An exercise from Dummit and Foote pg. $101$ ex. $9$ asks to show the following:
Let $G$ be a group of order $p^{a}n$ where $p$ does not divide $n$ and let $N\unlhd G$ so that $|N|=p^{b}m$ where $p$ does not divide $m$ and $P\leq G$ is of order $p^a$ is a Sylow p-group.
Prove that $|P\cap N|=p^{b}$.
I have seen other posts, but I found only hints or solutions that uses Sylow theorms (which have yet to be proven in the text).
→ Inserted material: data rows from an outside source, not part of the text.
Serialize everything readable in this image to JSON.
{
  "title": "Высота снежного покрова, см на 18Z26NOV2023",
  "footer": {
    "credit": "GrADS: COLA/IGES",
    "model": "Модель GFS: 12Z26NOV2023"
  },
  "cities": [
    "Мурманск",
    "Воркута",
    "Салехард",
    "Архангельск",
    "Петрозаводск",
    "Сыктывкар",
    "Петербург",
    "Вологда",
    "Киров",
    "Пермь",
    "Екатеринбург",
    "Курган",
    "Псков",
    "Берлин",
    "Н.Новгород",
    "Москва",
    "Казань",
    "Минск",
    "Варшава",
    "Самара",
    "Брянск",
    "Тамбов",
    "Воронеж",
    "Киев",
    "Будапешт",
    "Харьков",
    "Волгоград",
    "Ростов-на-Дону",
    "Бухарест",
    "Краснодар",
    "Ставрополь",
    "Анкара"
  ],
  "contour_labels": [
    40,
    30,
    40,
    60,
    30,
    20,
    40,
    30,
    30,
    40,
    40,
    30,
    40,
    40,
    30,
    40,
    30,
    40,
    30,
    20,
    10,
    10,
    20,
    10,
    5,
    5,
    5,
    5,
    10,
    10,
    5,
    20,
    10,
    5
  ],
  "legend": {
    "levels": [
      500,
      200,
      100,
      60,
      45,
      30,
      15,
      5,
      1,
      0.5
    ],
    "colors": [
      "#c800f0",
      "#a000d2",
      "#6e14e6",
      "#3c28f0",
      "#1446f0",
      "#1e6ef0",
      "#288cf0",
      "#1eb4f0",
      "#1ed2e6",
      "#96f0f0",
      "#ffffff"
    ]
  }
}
I tried to use the second isomorphism theorem and I drew the subgroups lattice, I have also used the fact that $|N\cap P|=p^{r}$ for some $r$ (using Lagrange) but since I don't know what is $|PN|$ I didn't manage to find $r$.
Can someone please guide me further ?
Since $N \trianglelefteq G $, $NP$ is subgroup of $G$ and $[NP:P]=[N:N \cap P]$ (use that $NP/N \cong P/(N \cap P))$. Since $P \in Syl_p(G)$ and $[NP:P]$ divides $[G:P]$, the index $[N:N \cap P]$ is not divisible by $p$. This implies that the $p$-subgroup $N \cap P \in Syl_p(N)$.
Conversely, if $Q \in Syl_p(N)$, then the $p$-subgroup $Q$ is contained in some $P \in Syl_p(G)$ (this is a well-known lemma). Hence $Q \subseteq N \cap P$. But we just showed that $N \cap P \in Syl_p(N)$, whence $Q=N \cap P$. In other words, all Sylow $p$-subgroups of $N$ arise by intersecting those of $G$ with $N$.